| I think you're rather fixated on a certain conception of "rationality" which is more like Mr. Spock than like what Yudkowsky uses it to mean. The Yudkowskyian definition of rationality is that which wins, for the relevant definition of "win". Specifically, if there is some clever argument that makes perfect sense that tells you to destroy the world, you still shouldn't destroy the world immediately, if the world existing is something you value. It's a meta-level up: you being unable to think of a counter argument isn't proof, and the destruction of the world isn't something to gamble with. Yes, Yudkowsky likes thought experiments dealing with the edge cases. Yes, 3^^^^^3 grains of sand is a thought experiment that produces conflicting intuitions. Yes, the edge cases need to be explored. But in a life or death situation (and the destruction of the world qualifies as this 7 billion times over), you don't make your decisions on the basis of trippy thought experiments. (Especially novel ones you've just been presented with. And ones that have been presented by an agent which has good reasons to try to trick you.) So, no. Again, a "logical-linguistic trick" might work on Mr. Spock, but we're not talking about Mr. Spock here. > He's evidently a very charismatic and persuasive guy Exactly. That's the point. If even a normal charismatic and persuasive guy can convince people to let him out, superintelligent AI would have an even easier time at it. Long story short, it dosn't matter how he did it. All that matters is that it can be done. It can be done even by a "mere" human. If he can do it, a superintelligence with all of humanity's collected knowledge of psychology and cognitive science could do it to, and likely in a fraction of the time. |
However, let me be clear: how he did it is the only thing I care about. I am not convinced that the threat of superintelligence merits our resources compared to other concrete problems. To me the experiment is not meaninguflly different to stories of the temptation of christ in the desert. Except more fun than that story, because yudowsky is a more interesting character than satan.

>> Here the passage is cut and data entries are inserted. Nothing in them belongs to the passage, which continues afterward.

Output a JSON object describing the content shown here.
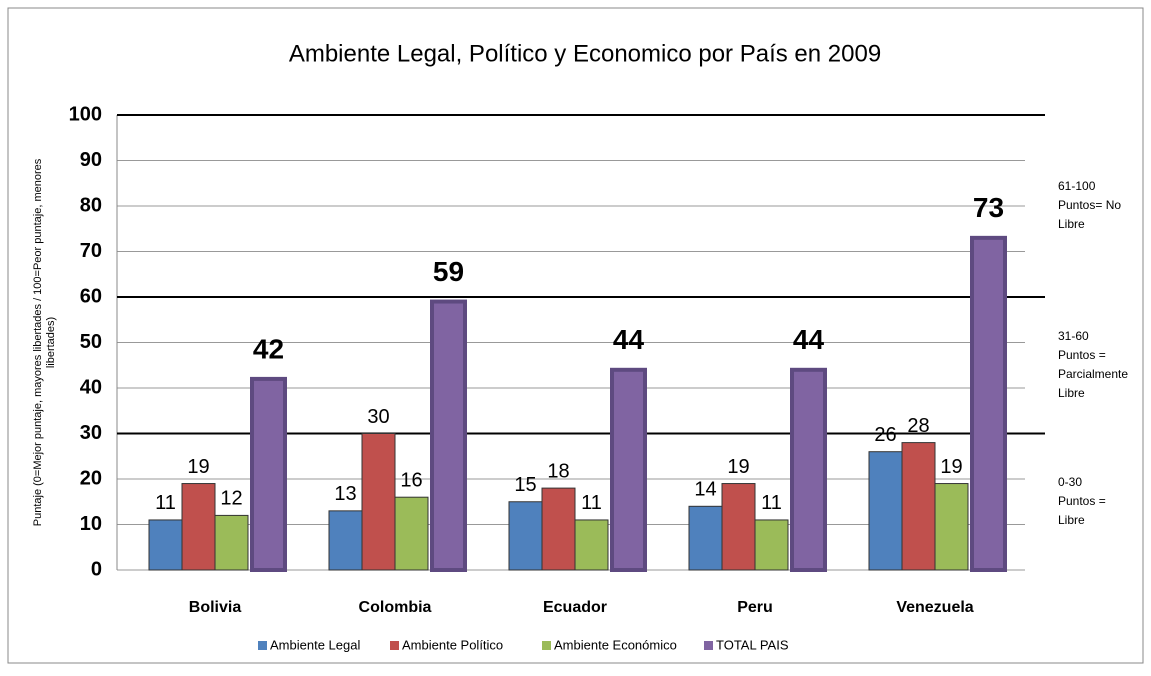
{
  "chart_data": {
    "type": "bar",
    "title": "Ambiente Legal, Político y Economico por País en 2009",
    "ylabel": [
      "Puntaje (0=Mejor puntaje, mayores libertades / 100=Peor puntaje, menores",
      "libertades)"
    ],
    "categories": [
      "Bolivia",
      "Colombia",
      "Ecuador",
      "Peru",
      "Venezuela"
    ],
    "series": [
      {
        "name": "Ambiente Legal",
        "color": "#4f81bd",
        "values": [
          11,
          13,
          15,
          14,
          26
        ]
      },
      {
        "name": "Ambiente Político",
        "color": "#c0504d",
        "values": [
          19,
          30,
          18,
          19,
          28
        ]
      },
      {
        "name": "Ambiente Económico",
        "color": "#9bbb59",
        "values": [
          12,
          16,
          11,
          11,
          19
        ]
      },
      {
        "name": "TOTAL PAIS",
        "color": "#8064a2",
        "values": [
          42,
          59,
          44,
          44,
          73
        ]
      }
    ],
    "ylim": [
      0,
      100
    ],
    "yticks": [
      0,
      10,
      20,
      30,
      40,
      50,
      60,
      70,
      80,
      90,
      100
    ],
    "grid": true,
    "zones": [
      {
        "limit": 30,
        "label": [
          "0-30",
          "Puntos =",
          "Libre"
        ]
      },
      {
        "limit": 60,
        "label": [
          "31-60",
          "Puntos =",
          "Parcialmente",
          "Libre"
        ]
      },
      {
        "limit": 100,
        "label": [
          "61-100",
          "Puntos= No",
          "Libre"
        ]
      }
    ],
    "legend": "bottom"
  }
}
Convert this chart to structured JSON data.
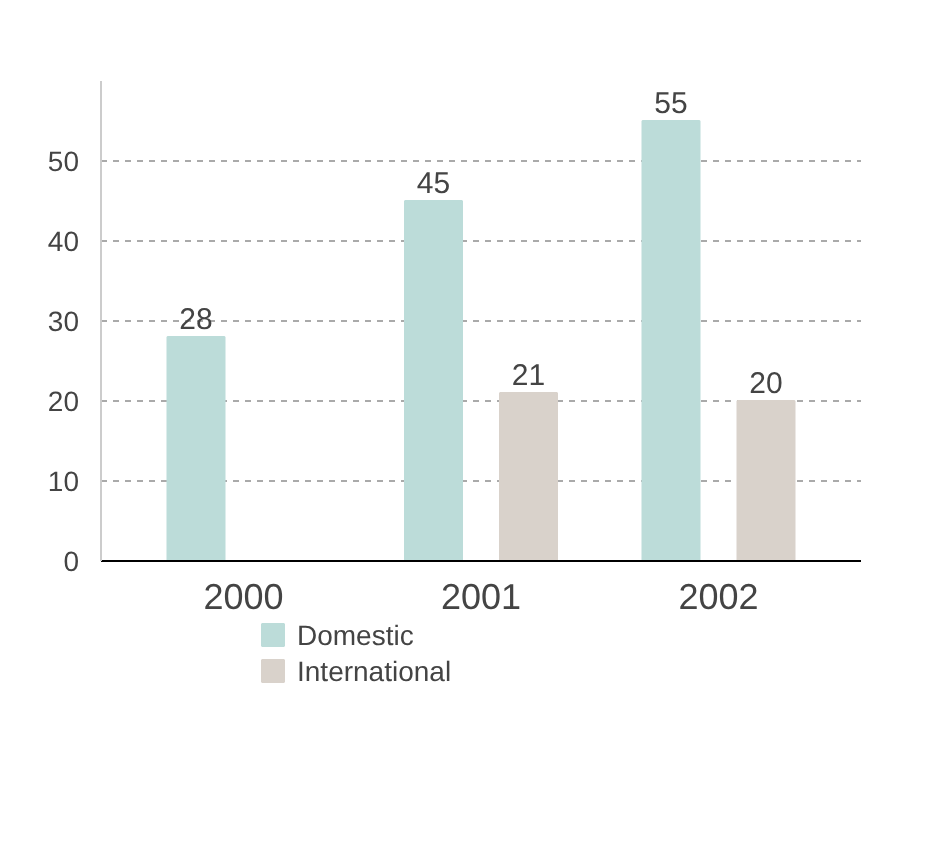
{
  "chart_data": {
    "type": "bar",
    "categories": [
      "2000",
      "2001",
      "2002"
    ],
    "series": [
      {
        "name": "Domestic",
        "color": "#bcdcd9",
        "values": [
          28,
          45,
          55
        ]
      },
      {
        "name": "International",
        "color": "#d9d2cb",
        "values": [
          null,
          21,
          20
        ]
      }
    ],
    "ylim": [
      0,
      60
    ],
    "yticks": [
      0,
      10,
      20,
      30,
      40,
      50
    ],
    "grid": "y",
    "legend": "bottom left",
    "data_labels": true
  }
}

EDIT: if rationality is about winning, what could be simpler than a game where you just keep repeating the same word in order to win? It seems like almost the base-case for rationality, if one accepts that definition.
I would submit that an unstated definition of rationality is "dealing with difficult, complex situations in ones life algorithmically" ie. most of HPMOR, the large amounts of self-help stuff on LR. Someone who had internalized this stuff would be more vulnerable than the average population to "spock-style bullshit", to reuse that unfortunate phrase.